Thomas-Johnson left the country one month prior to the May 8 emails that formally revoked his immigration status and notified him of the breach of his email address. Thomas-Johnson said he was prompted to flee the country in April after a friend was detained at a Florida airport and questioned over Thomas-Johnson’s whereabouts. The fourth-year graduate student says he now resides abroad, where he is remotely continuing his studies at the University.
At Cornell, the Ph.D. student in the Department of Literatures in English previously taught First-Year Writing Seminars on Black identity and race and writing. Thomas-Johnson says he also took over teaching Taal’s FWS when Taal was suspended over his participation in the Statler Hall career fair disruption.
While the pair had been involved in pro-Palestine organizing on campus, Thomas-Johnson said that his own role was minimal, claiming that he “missed the entire semester, [Spring 2024], when everything happened.” He explained that he did not participate in the March 2024 Day Hall occupation or the April and May 2024 encampment, as he was out of the country that semester. Taal, however, later faced temporary suspension over his role in the encampment.
However, Thomas-Johnson did state that in Fall 2024, both he and Taal faced temporary suspensions from the University after attending a protest in Statler Hall, which disrupted a career fair featuring defense contractors Boeing and L3Harris.

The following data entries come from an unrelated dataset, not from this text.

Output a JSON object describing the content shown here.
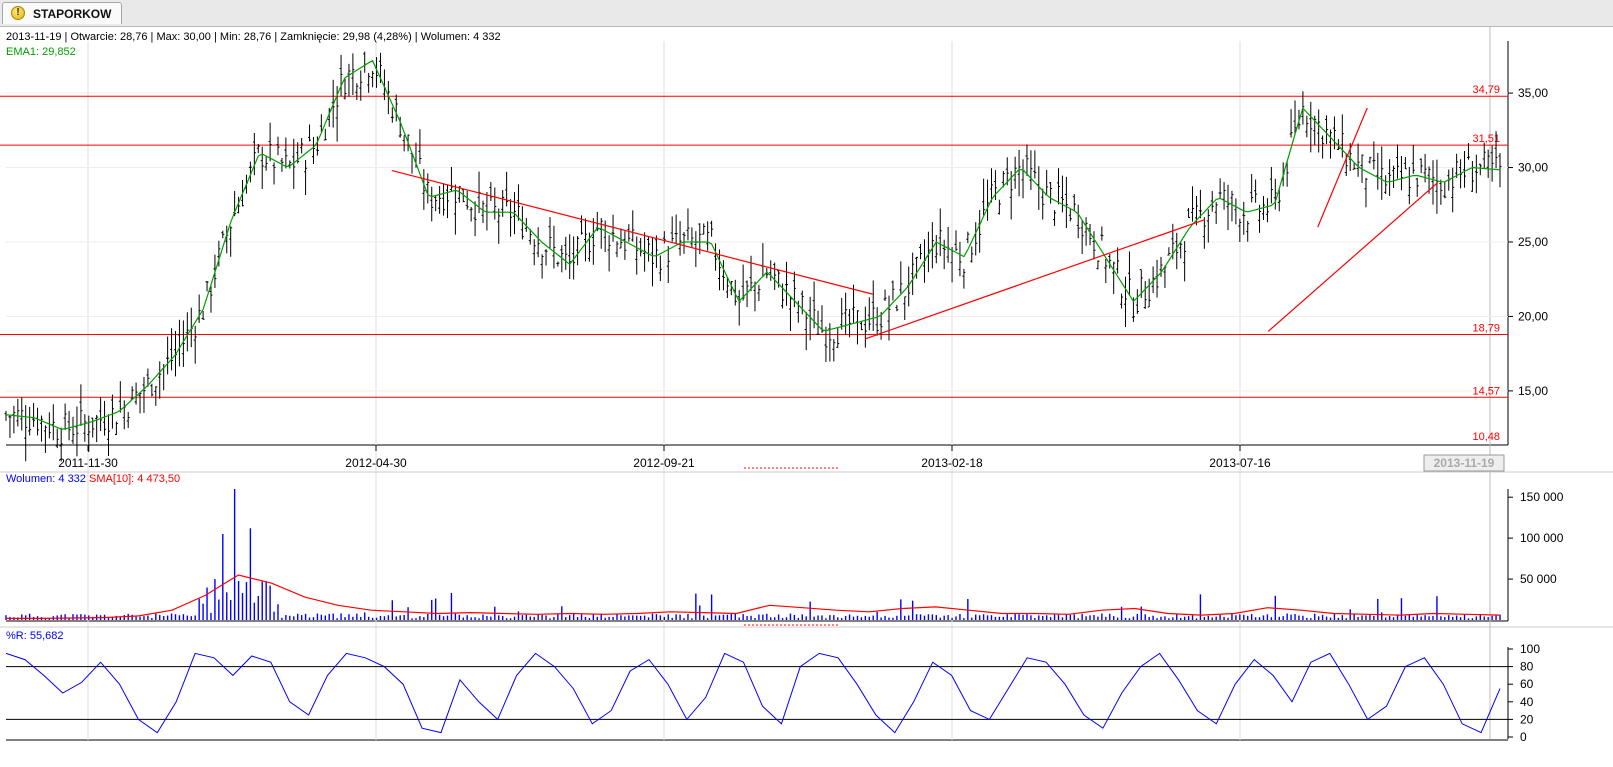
{
  "tab": {
    "label": "STAPORKOW",
    "icon": "warning-icon"
  },
  "header": {
    "date": "2013-11-19",
    "open_label": "Otwarcie:",
    "open": "28,76",
    "max_label": "Max:",
    "max": "30,00",
    "min_label": "Min:",
    "min": "28,76",
    "close_label": "Zamknięcie:",
    "close": "29,98",
    "change": "(4,28%)",
    "volume_label": "Wolumen:",
    "volume": "4 332"
  },
  "ema": {
    "label": "EMA1:",
    "value": "29,852",
    "color": "#00a000"
  },
  "volume_panel": {
    "label": "Wolumen:",
    "value": "4 332",
    "sma_label": "SMA[10]:",
    "sma_value": "4 473,50",
    "color": "#0000ff",
    "sma_color": "#ff0000"
  },
  "wr_panel": {
    "label": "%R:",
    "value": "55,682",
    "color": "#0000ff"
  },
  "cursor_date": "2013-11-19",
  "chart_data": [
    {
      "type": "candlestick",
      "x_dates": [
        "2011-11-30",
        "2012-04-30",
        "2012-09-21",
        "2013-02-18",
        "2013-07-16"
      ],
      "ylim": [
        11.5,
        38.5
      ],
      "y_ticks": [
        "15,00",
        "20,00",
        "25,00",
        "30,00",
        "35,00"
      ],
      "y_tick_values": [
        15,
        20,
        25,
        30,
        35
      ],
      "ema_series": [
        13.4,
        13.2,
        12.4,
        12.9,
        13.6,
        15.3,
        17.4,
        20.5,
        26.5,
        31.0,
        30.0,
        31.5,
        36.0,
        37.2,
        33.0,
        28.0,
        28.5,
        27.0,
        27.0,
        25.0,
        23.5,
        26.0,
        25.0,
        24.0,
        25.0,
        25.0,
        21.0,
        23.0,
        21.0,
        19.0,
        19.5,
        20.0,
        22.0,
        25.0,
        24.0,
        28.0,
        30.0,
        28.0,
        27.0,
        24.0,
        21.0,
        23.0,
        26.0,
        28.0,
        27.0,
        27.5,
        34.0,
        32.0,
        30.0,
        29.0,
        29.5,
        29.0,
        30.0,
        29.85
      ],
      "horizontal_levels": [
        "34,79",
        "31,51",
        "18,79",
        "14,57",
        "10,48"
      ],
      "horizontal_level_values": [
        34.79,
        31.51,
        18.79,
        14.57,
        10.48
      ],
      "trendlines": [
        {
          "from": [
            2012.34,
            29.8
          ],
          "to": [
            2013.02,
            21.5
          ]
        },
        {
          "from": [
            2013.01,
            18.5
          ],
          "to": [
            2013.49,
            26.5
          ]
        },
        {
          "from": [
            2013.58,
            19.0
          ],
          "to": [
            2013.82,
            29.0
          ]
        },
        {
          "from": [
            2013.65,
            26.0
          ],
          "to": [
            2013.72,
            34.0
          ]
        }
      ],
      "colors": {
        "candles": "#000000",
        "ema": "#00a000",
        "levels": "#ff0000",
        "level_labels": "#ff0000"
      }
    },
    {
      "type": "bar",
      "name": "Wolumen",
      "ylim": [
        0,
        160000
      ],
      "y_ticks": [
        "50 000",
        "100 000",
        "150 000"
      ],
      "y_tick_values": [
        50000,
        100000,
        150000
      ],
      "sma_name": "SMA[10]",
      "sma_series": [
        2000,
        2000,
        2500,
        3000,
        5000,
        12000,
        30000,
        55000,
        45000,
        28000,
        18000,
        12000,
        10000,
        8000,
        9000,
        8000,
        7000,
        8000,
        7000,
        8000,
        10000,
        9000,
        8000,
        18000,
        15000,
        12000,
        10000,
        14000,
        16000,
        12000,
        8000,
        8000,
        7000,
        12000,
        14000,
        8000,
        6000,
        8000,
        15000,
        12000,
        8000,
        7000,
        6000,
        8000,
        7000,
        6000
      ],
      "colors": {
        "bars": "#0000ff",
        "sma": "#ff0000"
      }
    },
    {
      "type": "line",
      "name": "%R",
      "ylim": [
        0,
        100
      ],
      "y_ticks": [
        "0",
        "20",
        "40",
        "60",
        "80",
        "100"
      ],
      "y_tick_values": [
        0,
        20,
        40,
        60,
        80,
        100
      ],
      "levels": [
        20,
        80
      ],
      "series_values": [
        95,
        88,
        70,
        50,
        62,
        85,
        60,
        20,
        5,
        40,
        95,
        90,
        70,
        92,
        85,
        40,
        25,
        70,
        95,
        90,
        80,
        60,
        10,
        5,
        65,
        40,
        20,
        70,
        95,
        80,
        55,
        15,
        30,
        75,
        88,
        60,
        20,
        45,
        95,
        85,
        35,
        15,
        80,
        95,
        90,
        60,
        25,
        5,
        40,
        85,
        70,
        30,
        20,
        55,
        90,
        85,
        60,
        25,
        10,
        50,
        80,
        95,
        65,
        30,
        15,
        60,
        88,
        70,
        40,
        85,
        95,
        60,
        20,
        35,
        80,
        90,
        60,
        15,
        5,
        55
      ],
      "colors": {
        "line": "#0000ff",
        "levels": "#000000"
      }
    }
  ]
}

It was this protest activity that was later cited in federal district court as cause for Taal’s removal from the country.
While Taal’s case played out in the courts in March, Thomas-Johnson only learned of his loss of immigration status through the May 8 email from a representative for Cornell International Services, which was obtained by The Sun.
The University told Johnson that “we don’t have detailed information” about his loss of legal status but shared an update to his Student and Exchange Visitor Program record. It stated that his SEVIS record was terminated in accordance with Section 221(i) of the Immigration and Nationality Act, which allows for a consular officer or U.S. Secretary of State to revoke “a visa or other documentation [of] any alien … at any time, in his discretion.”
Thomas-Johnson believes that his protest activity was not the only reason DHS revoked his immigration status, maintaining that “there are other people as well they could have taken visas away from.”
Instead, Thomas-Johnson feels he was targeted because of his past as a journalist reporting on what he called the “war-on-terror” beat. Thomas-Johnson noted that he previously reported on Guantanamo Bay and what he reported was its "most tortured detainee,” Mohamedou Slahi.
“It’s not just about what happened last year [at the Statler protest],” Thomas-Johnson said. “It's about a longer production of knowledge that [the U.S government doesn’t] really like.”
DHS did not respond to a request for comment on whether it subpoenaed Thomas-Johnson’s Cornell email account.